Physical characteristics
- • location: Lake Drużno
- • coordinates: 54°06′45″N 19°26′04″E﻿ / ﻿54.11250°N 19.43444°E
- • location: Vistula Lagoon
- • coordinates: 54°15′09″N 19°22′55″E﻿ / ﻿54.2526°N 19.3820°E
- Length: 14.5 km (9.0 mi)
- Basin size: 1,499.9 km^{2} (579.1 sq mi)

= Elbląg (river) =

The Elbląg (Elbing) is a 14.5 km river in northern Poland connecting Lake Drużno with the Vistula Lagoon. The eponymous city of Elbląg is situated on the river. The tributaries of the Elbląg include the Fiszewka, Kumiela and Tina.

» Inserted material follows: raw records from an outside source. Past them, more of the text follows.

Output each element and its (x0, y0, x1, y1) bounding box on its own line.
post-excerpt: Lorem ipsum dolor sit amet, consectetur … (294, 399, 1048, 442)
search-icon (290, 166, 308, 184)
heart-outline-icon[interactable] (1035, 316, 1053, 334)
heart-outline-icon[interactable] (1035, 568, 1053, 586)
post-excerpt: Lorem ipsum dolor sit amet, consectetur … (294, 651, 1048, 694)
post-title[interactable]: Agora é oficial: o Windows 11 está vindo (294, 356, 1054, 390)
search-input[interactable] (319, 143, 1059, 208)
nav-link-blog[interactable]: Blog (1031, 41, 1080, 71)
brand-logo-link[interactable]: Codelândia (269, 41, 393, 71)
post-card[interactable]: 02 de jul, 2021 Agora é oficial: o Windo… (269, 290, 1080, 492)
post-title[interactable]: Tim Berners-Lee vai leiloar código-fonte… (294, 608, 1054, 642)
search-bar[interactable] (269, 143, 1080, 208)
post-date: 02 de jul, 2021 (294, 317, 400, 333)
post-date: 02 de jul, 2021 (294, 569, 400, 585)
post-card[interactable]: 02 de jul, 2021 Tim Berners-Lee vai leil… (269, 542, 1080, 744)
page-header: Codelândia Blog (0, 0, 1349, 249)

The oldest known mention of the river in the form Ilfing comes from the report of sailor Wulfstan from the end of the 9th century. The report was included in The Voyages of Ohthere and Wulfstan which was written in Anglo-Saxon in King Alfred's reign.

== Etymology ==

Latest research suggest Scandinavian origin of the name. According to Elbląg museum the elusive Truso settlement was founded and inhabited mostly by Scandinavians. The recent research shows that the name Ilfing was Anglo-Saxon form of a Scandinavian name, which could be reconstructed as Old-Nordic Elfeng, Elfangr or Elfing from Old-Nordic elf-r - meaning "river", and Old-Nordic eng, enge, engi meaning "meadow". The 16th century German pastor, historian and cartographer Caspar Henneberger, wrote in his book Erklärung der preußischen größeren Landtafeln oder Mappen ("explanation of the larger Prussian maps"):
"Anno 1237. Zog. Herman Balck Landmeister/mit den zwey Schiffen/so ihm der Marggraff Heinrich aus Meissen/hat machen lassen/auf ein Werder in Pogezanien/bey dem Haff gelegen/mit dem Fluss Elbing beflossen/darauff bawet er eine Burg/und hies sie nach dem Fluss Elbing/oder von Oelfang/Eelfang".
The theory of the Old Germanic origin of the name Elbing river has been also strongly supported by prominent Polish linguist Jan Michał Rozwadowski.
Thus the meaning of the river's name would be "River flowing through boggy meadows".